By Micah Solomon – keynote speaker, customer service speaker, customer service consultant, and #1 bestselling author of “Exceptional Service, Exceptional Profit: The Secrets of Building a Five-Star Customer Service Organization.” Visit with Micah at https://customerserviceguru.com

Here’s an online conundrum: How you greet prospects and customers is crucial—but these days, by and large, you don’t actually get to decide where you greet them. Sure, in 1995 you could put up a homepage and expect people (those who had heard of the Web) to enter your site through the door you had expressly prepared for them, but times have changed.

Google, Wikipedia, and other aggregators of information are now in charge of where most of your visitors will land. And, of course, Murphy’s Law will ensure that they land on some arcane, highly technical back corner of your website—one that definitely doesn’t put your best foot forward.
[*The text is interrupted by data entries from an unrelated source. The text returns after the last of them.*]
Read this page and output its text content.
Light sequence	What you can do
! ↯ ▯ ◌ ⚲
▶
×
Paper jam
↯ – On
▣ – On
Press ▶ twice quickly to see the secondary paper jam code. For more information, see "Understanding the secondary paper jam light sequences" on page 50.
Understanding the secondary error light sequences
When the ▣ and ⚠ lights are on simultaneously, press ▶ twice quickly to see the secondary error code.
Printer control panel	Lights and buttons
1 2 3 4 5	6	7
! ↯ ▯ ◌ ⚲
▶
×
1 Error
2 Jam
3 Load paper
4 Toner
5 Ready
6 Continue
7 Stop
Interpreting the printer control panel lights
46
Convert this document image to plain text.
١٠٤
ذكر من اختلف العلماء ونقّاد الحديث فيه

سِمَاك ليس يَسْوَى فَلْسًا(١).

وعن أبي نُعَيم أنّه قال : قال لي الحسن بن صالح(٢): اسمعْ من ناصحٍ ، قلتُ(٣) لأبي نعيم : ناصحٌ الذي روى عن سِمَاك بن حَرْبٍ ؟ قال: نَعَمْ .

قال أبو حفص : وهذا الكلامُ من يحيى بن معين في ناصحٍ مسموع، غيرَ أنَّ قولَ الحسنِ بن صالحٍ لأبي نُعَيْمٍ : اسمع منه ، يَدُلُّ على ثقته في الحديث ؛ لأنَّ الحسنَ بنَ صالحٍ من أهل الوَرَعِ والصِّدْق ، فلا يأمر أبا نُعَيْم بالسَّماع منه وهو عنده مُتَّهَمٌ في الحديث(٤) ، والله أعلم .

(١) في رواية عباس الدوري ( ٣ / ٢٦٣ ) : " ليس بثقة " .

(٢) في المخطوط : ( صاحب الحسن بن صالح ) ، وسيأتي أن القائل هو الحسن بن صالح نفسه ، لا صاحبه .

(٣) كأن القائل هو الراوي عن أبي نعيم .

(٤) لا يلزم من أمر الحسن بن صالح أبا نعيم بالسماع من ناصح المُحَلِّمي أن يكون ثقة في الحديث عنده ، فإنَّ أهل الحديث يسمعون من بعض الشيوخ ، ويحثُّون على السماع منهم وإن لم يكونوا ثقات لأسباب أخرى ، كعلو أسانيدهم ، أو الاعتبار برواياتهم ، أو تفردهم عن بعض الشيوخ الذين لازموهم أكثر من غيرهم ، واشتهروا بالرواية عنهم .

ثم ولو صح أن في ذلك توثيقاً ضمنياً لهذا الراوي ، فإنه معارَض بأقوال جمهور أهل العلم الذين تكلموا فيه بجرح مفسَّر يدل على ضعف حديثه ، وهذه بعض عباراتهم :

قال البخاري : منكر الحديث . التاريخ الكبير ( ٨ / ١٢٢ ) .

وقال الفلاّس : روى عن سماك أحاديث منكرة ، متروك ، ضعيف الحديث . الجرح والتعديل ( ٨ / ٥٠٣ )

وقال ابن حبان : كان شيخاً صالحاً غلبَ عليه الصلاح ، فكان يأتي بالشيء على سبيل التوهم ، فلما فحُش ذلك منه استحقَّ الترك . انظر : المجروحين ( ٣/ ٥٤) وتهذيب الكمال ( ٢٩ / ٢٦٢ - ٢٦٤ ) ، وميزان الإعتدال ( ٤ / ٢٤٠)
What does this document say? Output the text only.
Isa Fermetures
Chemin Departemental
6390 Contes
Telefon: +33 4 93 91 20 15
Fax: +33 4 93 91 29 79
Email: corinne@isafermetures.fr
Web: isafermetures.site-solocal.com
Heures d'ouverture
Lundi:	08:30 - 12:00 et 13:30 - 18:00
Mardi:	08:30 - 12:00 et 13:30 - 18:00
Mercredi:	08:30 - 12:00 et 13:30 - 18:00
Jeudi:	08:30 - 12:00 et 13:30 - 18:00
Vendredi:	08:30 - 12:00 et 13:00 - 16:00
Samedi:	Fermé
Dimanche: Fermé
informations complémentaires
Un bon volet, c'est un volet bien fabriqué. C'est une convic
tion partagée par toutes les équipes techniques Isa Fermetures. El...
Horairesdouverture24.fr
Let’s outwit Murphy with this three-pronged strategy:

1. Anticipate that ‘‘lost’’ visitors will arrive (via Google, links embedded in Wikipedia, etc.) on obscure inner pages of your site, so respond by making each page of your site extremely welcoming. Include:

• The name of the proprietor (and often a portrait with some words of welcome)

• A live chat link

• A ‘‘first time here?’’ tour button

• A ‘‘contact me now’’ button

2. Consider paying to reduce the wrong points of entry, via Google Adwords and other vehicles that allow you to specifically direct potentially lucrative visitors to where you want them to go.

3. For visitors who, happily, do arrive directly at your main home page, provide different experiences for new (unrecognized) visitors than for returning customers—just as you would in the physical world. For returning visitors, welcome them back and invite them to personalize their visit. For new visitors (or ones you can’t recognize), welcome them with a ‘‘New here?’’ screen and invite them to start a dialogue with you: take a guided tour, receive some free information—anything to keep them from wandering off before you (gently) extract some way to keep in touch.